Von Ehrenberichterstatterin Jasmin Mikolay aus Deutschland
Fünf Musiker:innen aus aller Welt – aus Deutschland, Russland, Mexiko, der Mongolei und Burkina Faso – vereinen in der Formation Sound Trek die Klänge ihrer Heimat mit Gugak, der traditionellen koreanischen Musik. Entstanden ist ein interkulturelles Ensemble, das mit Leidenschaft und Neugier die Grenzen von Musik neu denkt.
Madlen Poguntke, Flötistin aus Deutschland, ist eine der fünf Künstler:innen, die über mehrere Monate hinweg die Feinheiten koreanischer Musik studierten, um sie anschließend mit ihren eigenen Klangtraditionen zu verweben. Korea.net-Ehrenberichterstatterin Jasmin Mikolay aus Deutschland führte zwischen dem 20. und 30. Oktober 2025 ein schriftliches Interview mit ihr via E-Mail, in dem Madlen Poguntke berichtet, wie sie ihren Weg nach Korea fand, was sie an Gugak fasziniert und warum Musik für sie die universelle Sprache der Verständigung ist.
– Frau Poguntke, vielen Dank, dass Sie sich Zeit für das Gespräch mit Korea.net nehmen. Könnten Sie erzählen, wie Ihre musikalische Reise Sie ursprünglich nach Korea geführt hat?
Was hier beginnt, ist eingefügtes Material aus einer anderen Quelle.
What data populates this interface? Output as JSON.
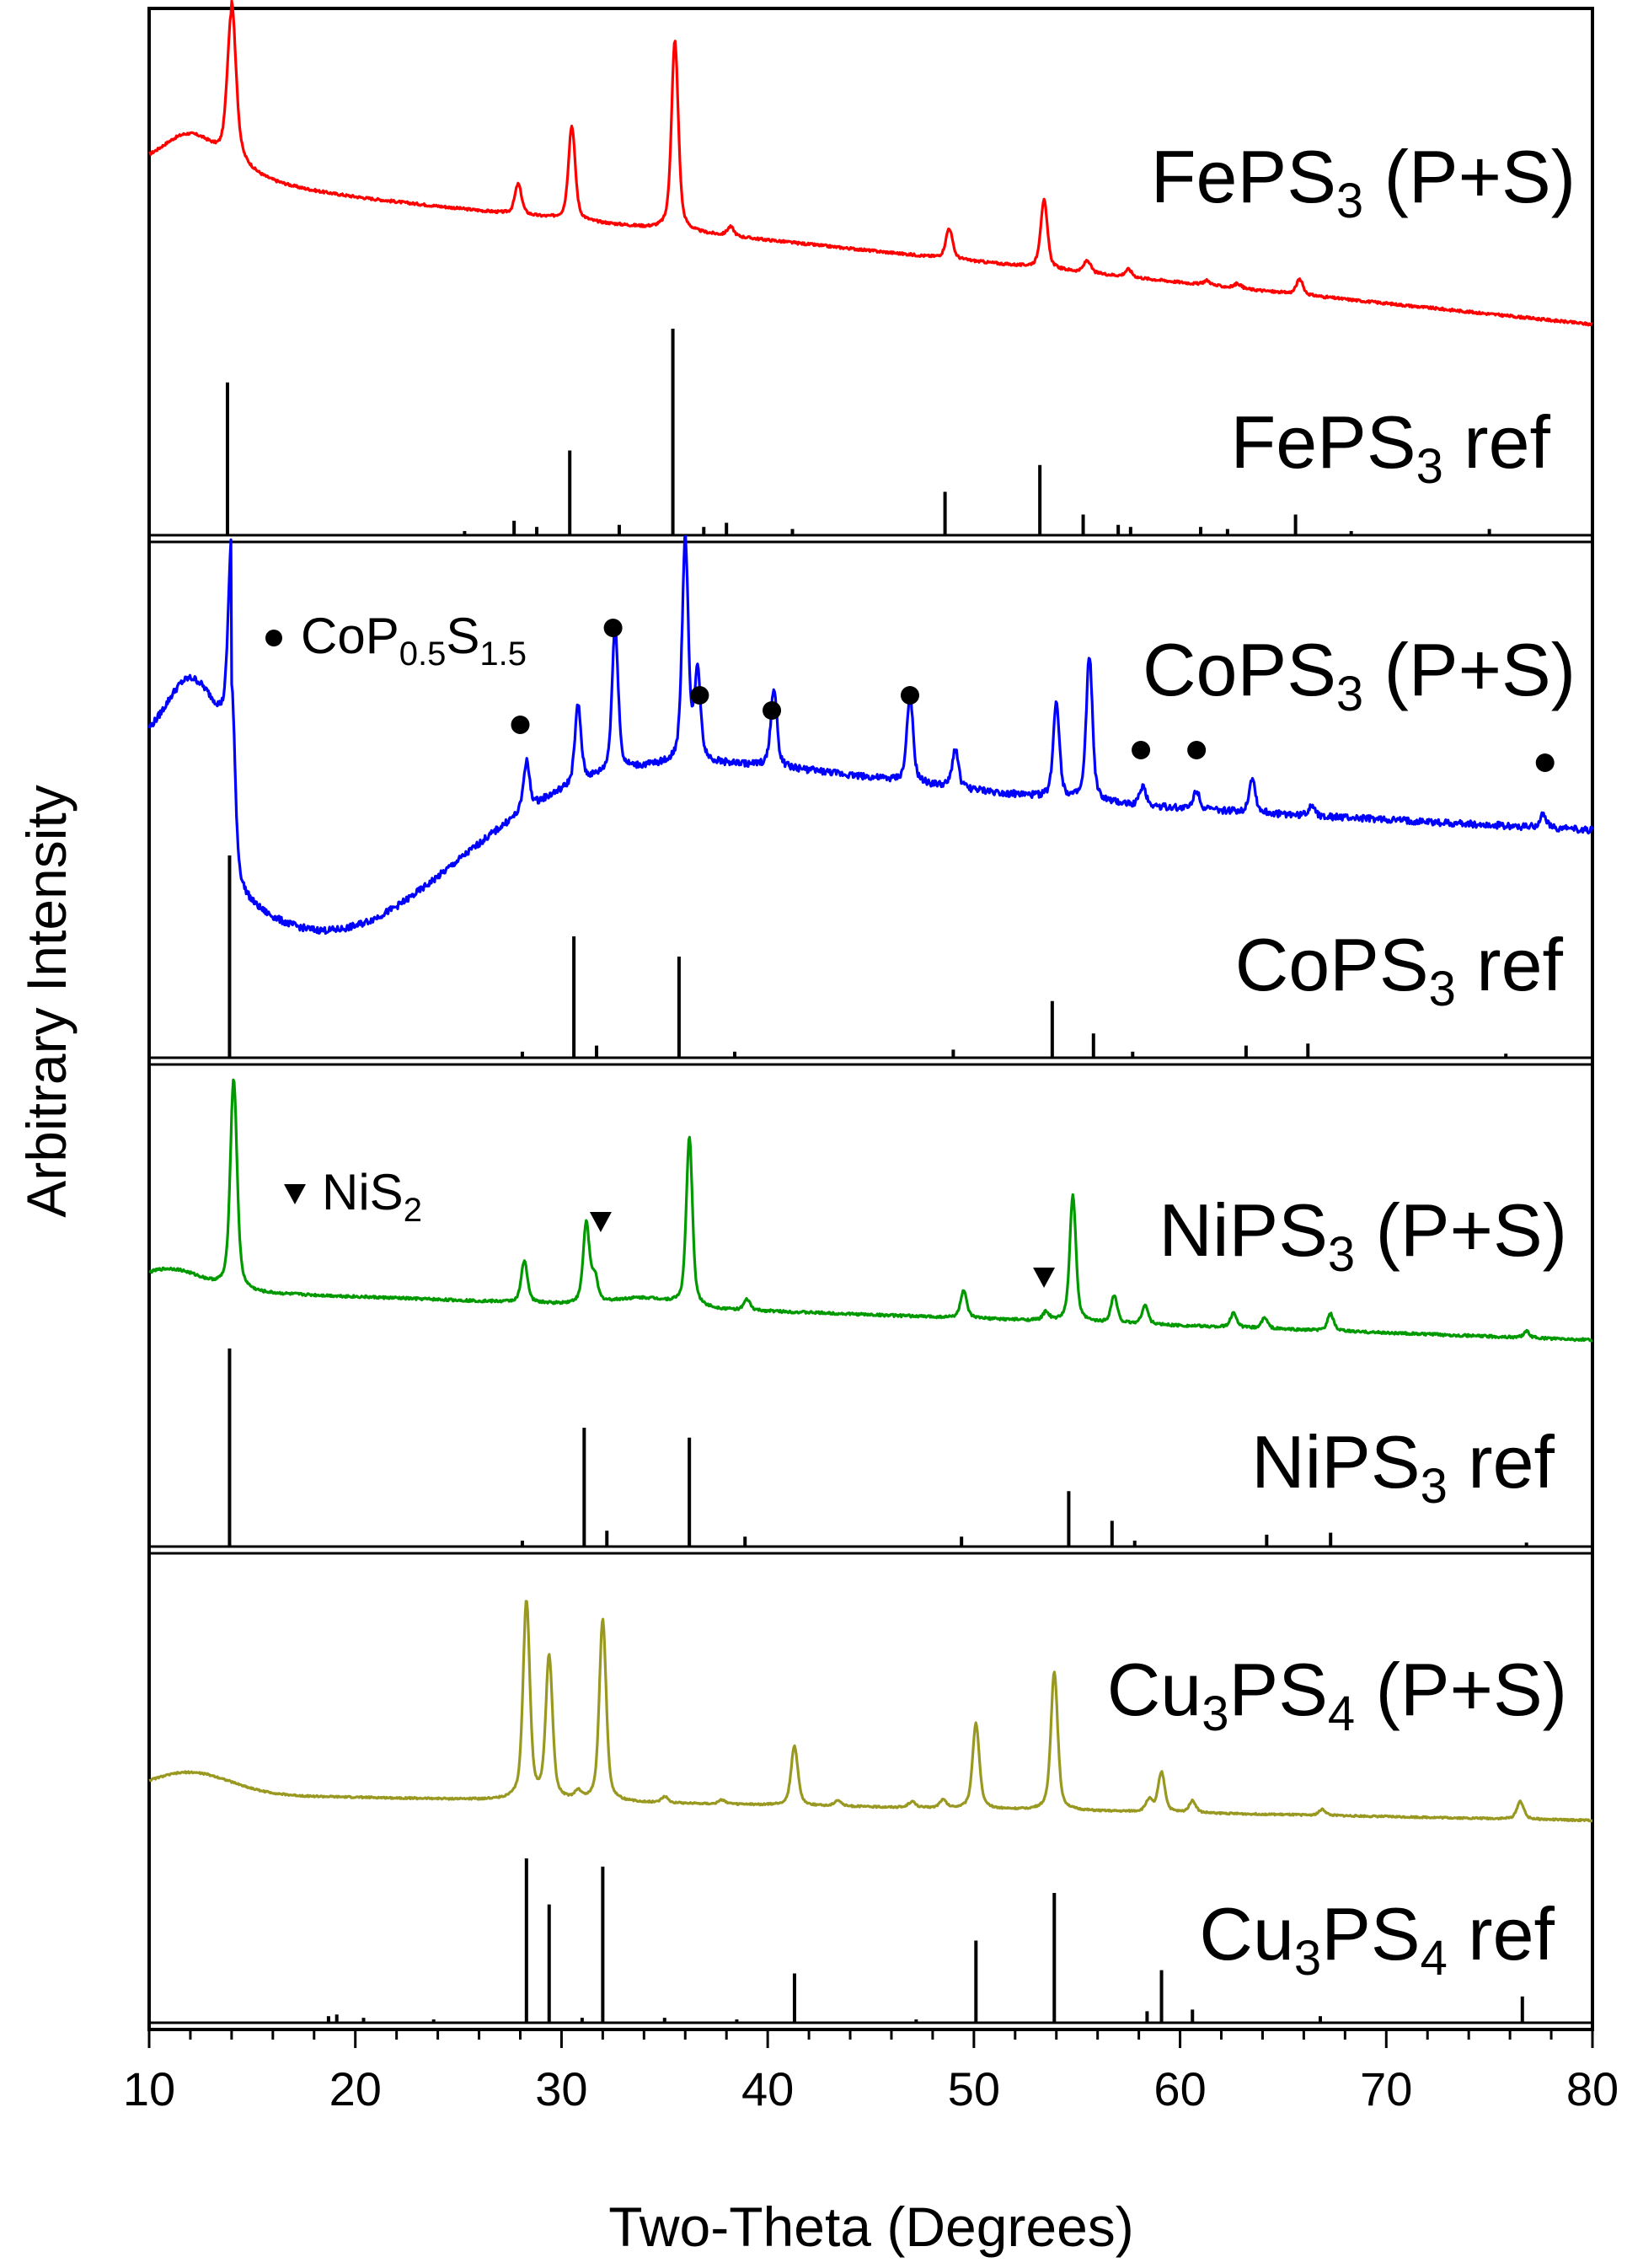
{
  "chart_data": {
    "type": "line",
    "xlabel": "Two-Theta (Degrees)",
    "ylabel": "Arbitrary Intensity",
    "xlim": [
      10,
      80
    ],
    "x_ticks": [
      "10",
      "20",
      "30",
      "40",
      "50",
      "60",
      "70",
      "80"
    ],
    "grid": false,
    "series": [
      {
        "name": "FePS3 (P+S)",
        "label_main": "FePS",
        "label_sub": "3",
        "label_tail": " (P+S)",
        "panel": 0,
        "kind": "measured",
        "color": "#ff0000",
        "peaks": [
          [
            14.0,
            1.0
          ],
          [
            27.9,
            0.2
          ],
          [
            30.5,
            0.62
          ],
          [
            35.5,
            1.25
          ],
          [
            38.2,
            0.06
          ],
          [
            48.8,
            0.2
          ],
          [
            53.4,
            0.45
          ],
          [
            55.5,
            0.08
          ],
          [
            57.5,
            0.05
          ],
          [
            61.3,
            0.03
          ],
          [
            62.8,
            0.03
          ],
          [
            65.8,
            0.1
          ]
        ]
      },
      {
        "name": "FePS3 ref",
        "label_main": "FePS",
        "label_sub": "3",
        "label_tail": " ref",
        "panel": 0,
        "kind": "reference",
        "color": "#000000",
        "peaks": [
          [
            13.8,
            0.74
          ],
          [
            25.3,
            0.02
          ],
          [
            27.7,
            0.07
          ],
          [
            28.8,
            0.04
          ],
          [
            30.4,
            0.41
          ],
          [
            32.8,
            0.05
          ],
          [
            35.4,
            1.0
          ],
          [
            36.9,
            0.04
          ],
          [
            38.0,
            0.06
          ],
          [
            41.2,
            0.03
          ],
          [
            48.6,
            0.21
          ],
          [
            53.2,
            0.34
          ],
          [
            55.3,
            0.1
          ],
          [
            57.0,
            0.05
          ],
          [
            57.6,
            0.04
          ],
          [
            61.0,
            0.04
          ],
          [
            62.3,
            0.03
          ],
          [
            65.6,
            0.1
          ],
          [
            68.3,
            0.02
          ],
          [
            75.0,
            0.03
          ]
        ]
      },
      {
        "name": "CoPS3 (P+S)",
        "label_main": "CoPS",
        "label_sub": "3",
        "label_tail": " (P+S)",
        "panel": 1,
        "kind": "measured",
        "color": "#0000ff",
        "peaks": [
          [
            14.0,
            1.0
          ],
          [
            28.3,
            0.25
          ],
          [
            30.8,
            0.4
          ],
          [
            32.6,
            0.75
          ],
          [
            36.0,
            1.15
          ],
          [
            36.6,
            0.45
          ],
          [
            40.3,
            0.4
          ],
          [
            46.9,
            0.45
          ],
          [
            49.1,
            0.2
          ],
          [
            54.0,
            0.5
          ],
          [
            55.6,
            0.75
          ],
          [
            58.2,
            0.1
          ],
          [
            60.8,
            0.1
          ],
          [
            63.5,
            0.18
          ],
          [
            66.4,
            0.06
          ],
          [
            77.6,
            0.07
          ]
        ]
      },
      {
        "name": "CoPS3 ref",
        "label_main": "CoPS",
        "label_sub": "3",
        "label_tail": " ref",
        "panel": 1,
        "kind": "reference",
        "color": "#000000",
        "peaks": [
          [
            13.9,
            1.0
          ],
          [
            28.1,
            0.03
          ],
          [
            30.6,
            0.6
          ],
          [
            31.7,
            0.06
          ],
          [
            35.7,
            0.5
          ],
          [
            38.4,
            0.03
          ],
          [
            49.0,
            0.04
          ],
          [
            53.8,
            0.28
          ],
          [
            55.8,
            0.12
          ],
          [
            57.7,
            0.03
          ],
          [
            63.2,
            0.06
          ],
          [
            66.2,
            0.07
          ],
          [
            75.8,
            0.02
          ]
        ]
      },
      {
        "name": "NiPS3 (P+S)",
        "label_main": "NiPS",
        "label_sub": "3",
        "label_tail": " (P+S)",
        "panel": 2,
        "kind": "measured",
        "color": "#009900",
        "peaks": [
          [
            14.1,
            1.0
          ],
          [
            28.2,
            0.2
          ],
          [
            31.2,
            0.38
          ],
          [
            31.6,
            0.12
          ],
          [
            36.2,
            0.8
          ],
          [
            39.0,
            0.05
          ],
          [
            49.5,
            0.13
          ],
          [
            53.5,
            0.04
          ],
          [
            54.8,
            0.6
          ],
          [
            56.8,
            0.13
          ],
          [
            58.3,
            0.09
          ],
          [
            62.6,
            0.07
          ],
          [
            64.1,
            0.05
          ],
          [
            67.3,
            0.08
          ],
          [
            76.8,
            0.03
          ]
        ]
      },
      {
        "name": "NiPS3 ref",
        "label_main": "NiPS",
        "label_sub": "3",
        "label_tail": " ref",
        "panel": 2,
        "kind": "reference",
        "color": "#000000",
        "peaks": [
          [
            13.9,
            1.0
          ],
          [
            28.1,
            0.03
          ],
          [
            31.1,
            0.6
          ],
          [
            32.2,
            0.08
          ],
          [
            36.2,
            0.55
          ],
          [
            38.9,
            0.05
          ],
          [
            49.4,
            0.05
          ],
          [
            54.6,
            0.28
          ],
          [
            56.7,
            0.13
          ],
          [
            57.8,
            0.03
          ],
          [
            64.2,
            0.06
          ],
          [
            67.3,
            0.07
          ],
          [
            76.8,
            0.02
          ]
        ]
      },
      {
        "name": "Cu3PS4 (P+S)",
        "label_main": "Cu",
        "label_sub": "3",
        "label_mid": "PS",
        "label_sub2": "4",
        "label_tail": " (P+S)",
        "panel": 3,
        "kind": "measured",
        "color": "#999922",
        "peaks": [
          [
            28.3,
            1.0
          ],
          [
            29.4,
            0.72
          ],
          [
            30.8,
            0.04
          ],
          [
            32.0,
            0.92
          ],
          [
            35.0,
            0.03
          ],
          [
            37.8,
            0.02
          ],
          [
            41.3,
            0.3
          ],
          [
            43.4,
            0.03
          ],
          [
            47.0,
            0.03
          ],
          [
            48.5,
            0.04
          ],
          [
            50.1,
            0.43
          ],
          [
            53.9,
            0.7
          ],
          [
            58.5,
            0.06
          ],
          [
            59.1,
            0.2
          ],
          [
            60.6,
            0.06
          ],
          [
            66.9,
            0.03
          ],
          [
            76.5,
            0.09
          ]
        ]
      },
      {
        "name": "Cu3PS4 ref",
        "label_main": "Cu",
        "label_sub": "3",
        "label_mid": "PS",
        "label_sub2": "4",
        "label_tail": " ref",
        "panel": 3,
        "kind": "reference",
        "color": "#000000",
        "peaks": [
          [
            18.7,
            0.04
          ],
          [
            19.1,
            0.05
          ],
          [
            20.4,
            0.03
          ],
          [
            23.8,
            0.02
          ],
          [
            28.3,
            1.0
          ],
          [
            29.4,
            0.72
          ],
          [
            31.0,
            0.03
          ],
          [
            32.0,
            0.95
          ],
          [
            35.0,
            0.03
          ],
          [
            38.5,
            0.02
          ],
          [
            41.3,
            0.3
          ],
          [
            47.2,
            0.02
          ],
          [
            50.1,
            0.5
          ],
          [
            53.9,
            0.79
          ],
          [
            58.4,
            0.07
          ],
          [
            59.1,
            0.32
          ],
          [
            60.6,
            0.08
          ],
          [
            66.8,
            0.04
          ],
          [
            76.6,
            0.16
          ]
        ]
      }
    ],
    "annotations": [
      {
        "panel": 1,
        "text_main": "CoP",
        "text_sub": "0.5",
        "text_mid": "S",
        "text_sub2": "1.5",
        "marker": "circle",
        "marker_x": [
          28.0,
          32.5,
          36.7,
          40.2,
          46.9,
          58.1,
          60.8,
          77.7
        ]
      },
      {
        "panel": 2,
        "text_main": "NiS",
        "text_sub": "2",
        "marker": "triangle-down",
        "marker_x": [
          31.9,
          53.4
        ]
      }
    ]
  }
}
Hallo, das ist eine längere und etwas komplizierte Geschichte. Ich habe tatsächlich, seit ich klein war – um genau zu sein, seit ich vier Jahre alt bin – Flöte gespielt. Das war mein erster Berührungspunkt mit Musik, an den ich mich erinnern kann. Meine Eltern haben aber schon damals erzählt, dass ich anscheinend schon Mozart gehört habe, als meine Mutter mit mir schwanger war. Da muss wohl etwas hängen geblieben sein. Dann habe ich mit vier Jahren mit Blockflöte angefangen und mit zehn Jahren schließlich Querflöte. Damals war mir noch gar nicht klar, dass ich einmal Musik studieren oder gar in Korea leben würde.
Doch irgendwann war mein Wunsch, Musikerin zu werden, so groß, dass ich zunächst Lehramt Musik für Gymnasien studierte – ja, ich bin eigentlich auch Lehrerin – danach einen Bachelor in Querflöte und einen in Traversflöte absolvierte. Und ja, dann war es mir natürlich immer noch nicht genug … Ich dachte mir: Jetzt habe ich zwei Bachelors und ein Staatsexamen – mach doch noch drei Master hinterher. Gesagt, getan: Ich habe noch zwei Master in Flöte und Traversflöte/Barockflöte sowie einen Master in Musikwissenschaft abgeschlossen.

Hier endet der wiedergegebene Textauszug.